Lower Calf Creek Falls has some interesting photographic elements that stand out compared to other attractions in the Grand Staircase Escalante National Monument. Hiking from the parking lot to the falls is a rather easy and very enjoyable walk that will also be of interest for other non-photography interested family members and friends joining the party. The falls are not a place were you have to be at very specific time of the day such as sunrise or sunset which will again give some additional interest for the non-photographers. At the end of the hike you will be in front of a water pool with a refreshingly cold temperature and a very nice fresh breeze which will cool you off. The pool can be a quite interesting attraction for kids that wish to jump into the water and have some fun while you concentrate in taking your shots.

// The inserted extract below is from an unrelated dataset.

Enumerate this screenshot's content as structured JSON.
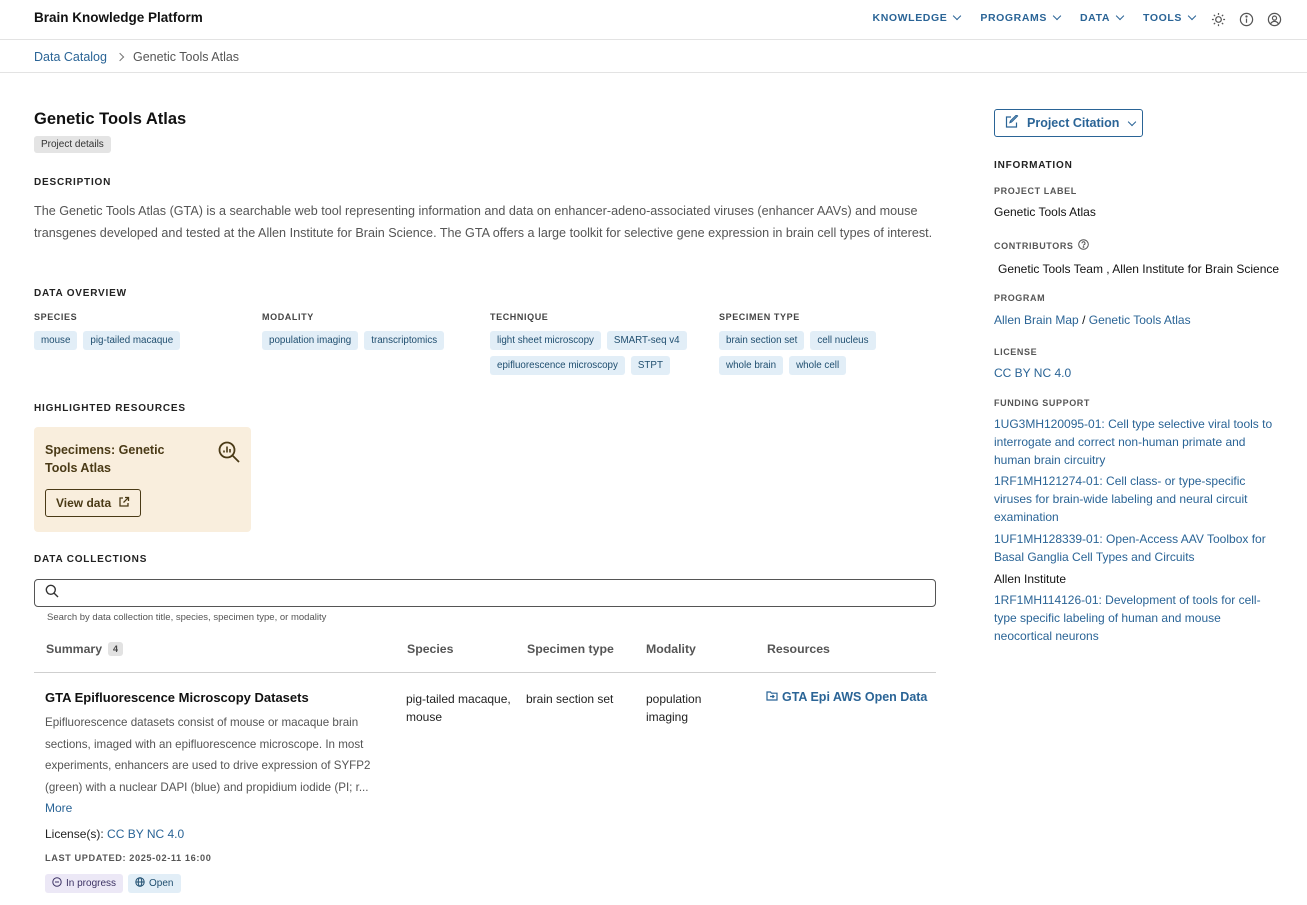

Getting to Lower Calf Creek Falls:
The Lower Calf Creek Falls are between the towns of Escalante and Boulder. The distance from Escalante are 16 miles along Highway 12 direction east. The entrance to the parking lot is to the left. From Boulder you will drive 12 miles along Highway 12 towards south and turn right into the parking lot. At the end of the parking lot is a campground which should not be entered with the car unless you are staying there overnight. There is a hiking fee of $5 to be payed. At the same place you will also find a nice brochure to take with you during the hike which will highlight certain points of attraction along the way.

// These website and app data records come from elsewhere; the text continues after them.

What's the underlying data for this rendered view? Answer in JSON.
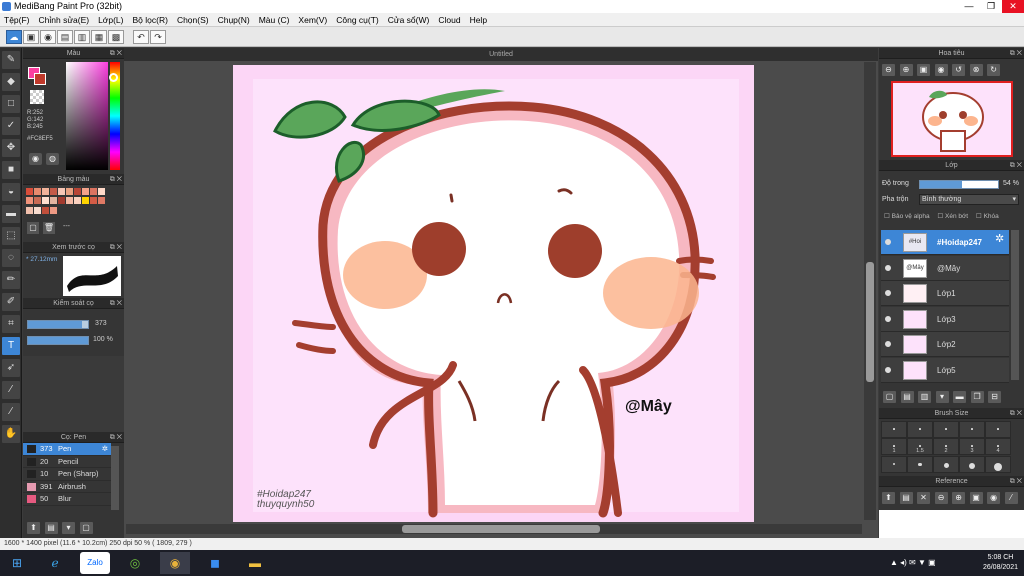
{
  "window": {
    "title": "MediBang Paint Pro (32bit)",
    "minimize": "—",
    "maximize": "❐",
    "close": "✕"
  },
  "menu": [
    "Tệp(F)",
    "Chỉnh sửa(E)",
    "Lớp(L)",
    "Bộ lọc(R)",
    "Chọn(S)",
    "Chụp(N)",
    "Màu (C)",
    "Xem(V)",
    "Công cụ(T)",
    "Cửa sổ(W)",
    "Cloud",
    "Help"
  ],
  "toolbar": {
    "undo_icon": "undo-icon",
    "redo_icon": "redo-icon"
  },
  "tools": [
    "brush-icon",
    "eraser-icon",
    "select-rect-icon",
    "lasso-icon",
    "move-icon",
    "fill-rect-icon",
    "bucket-icon",
    "gradient-icon",
    "dotted-select-icon",
    "magic-wand-icon",
    "select-pen-icon",
    "select-eraser-icon",
    "crop-icon",
    "text-icon",
    "operation-icon",
    "eyedropper-icon",
    "dropper-icon",
    "hand-icon"
  ],
  "color_panel": {
    "title": "Màu",
    "r": "R:252",
    "g": "G:142",
    "b": "B:245",
    "hex": "#FC8EF5",
    "primary": "#fc3fa0",
    "secondary": "#c0392b"
  },
  "swatch_panel": {
    "title": "Bảng màu",
    "dash": "---",
    "colors": [
      "#d94d3a",
      "#e88a6e",
      "#f2b39a",
      "#c45a48",
      "#f7c6b5",
      "#e9a080",
      "#b84536",
      "#f4a38a",
      "#dc7360",
      "#ffd9c8",
      "#f0927a",
      "#c96b55",
      "#ffe0d0",
      "#e3b4a0",
      "#a33a2e",
      "#f6baa5",
      "#fbd1bf",
      "#ffd400",
      "#d45c46",
      "#e07a65",
      "#f1c0ad",
      "#f8dccf",
      "#c14f3b",
      "#ee9a84"
    ]
  },
  "preview_panel": {
    "title": "Xem trước cọ",
    "size": "27.12mm"
  },
  "control_panel": {
    "title": "Kiểm soát cọ",
    "size_value": "373",
    "opacity_value": "100 %",
    "size_fraction": 0.9,
    "opacity_fraction": 1.0
  },
  "brush_panel": {
    "title": "Cọ: Pen",
    "items": [
      {
        "size": "373",
        "name": "Pen",
        "color": "#222222",
        "selected": true
      },
      {
        "size": "20",
        "name": "Pencil",
        "color": "#222222",
        "selected": false
      },
      {
        "size": "10",
        "name": "Pen (Sharp)",
        "color": "#222222",
        "selected": false
      },
      {
        "size": "391",
        "name": "Airbrush",
        "color": "#e59ab0",
        "selected": false
      },
      {
        "size": "50",
        "name": "Blur",
        "color": "#e65a80",
        "selected": false
      }
    ]
  },
  "doc": {
    "tab": "Untitled",
    "signature_tag": "#Hoidap247",
    "signature_name": "thuyquynh50",
    "watermark": "@Mây"
  },
  "navigator": {
    "title": "Hoa tiêu"
  },
  "layer_panel": {
    "title": "Lớp",
    "opacity_label": "Độ trong",
    "opacity_value": "54 %",
    "opacity_fraction": 0.54,
    "blend_label": "Pha trộn",
    "blend_value": "Bình thường",
    "protect_alpha": "Bảo vệ alpha",
    "clipping": "Xén bớt",
    "lock": "Khóa",
    "layers": [
      {
        "name": "#Hoidap247",
        "thumb": "#Hoi",
        "selected": true
      },
      {
        "name": "@Mây",
        "thumb": "@Mây",
        "selected": false
      },
      {
        "name": "Lớp1",
        "thumb": "",
        "selected": false
      },
      {
        "name": "Lớp3",
        "thumb": "",
        "selected": false
      },
      {
        "name": "Lớp2",
        "thumb": "",
        "selected": false
      },
      {
        "name": "Lớp5",
        "thumb": "",
        "selected": false
      }
    ]
  },
  "brush_size_panel": {
    "title": "Brush Size",
    "labels": [
      "1",
      "1.5",
      "2",
      "3",
      "4"
    ]
  },
  "reference_panel": {
    "title": "Reference"
  },
  "status": {
    "text": "1600 * 1400 pixel  (11.6 * 10.2cm)  250 dpi  50 %  ( 1809, 279 )"
  },
  "taskbar": {
    "time": "5:08 CH",
    "date": "26/08/2021",
    "apps": [
      "start-icon",
      "edge-icon",
      "zalo-icon",
      "antivirus-icon",
      "chrome-icon",
      "zoom-icon",
      "explorer-icon"
    ]
  }
}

The hike is a 5.6 miles round trip. The mostly flat and sandy path will lead you along the west side of the Escalante River. The canyon will start to get narrow to the end until you finally will find yourself in a small forest with the falls sliding down the sandstone.
Any lens can be used here. A wide-angle provides the overview of the entire scene. A mid lens allows to compose scenes with surrounding trees and a telephoto lens can give you interesting abstract images by isolating the colors of the stone and the falling water.
You certainly will need a tripod with you as the area is somewhat dark and I believe that you want to have some long exposures to give the falling water a silky pattern. Including trees and branches in such images will be a real challenge as there is a constant breeze that moves the leaves and branches intermittently.
The best time to be there is in the morning or afternoon. During noon the sun lits up the canyon walls and the falls and the colors get less shiny and less saturated.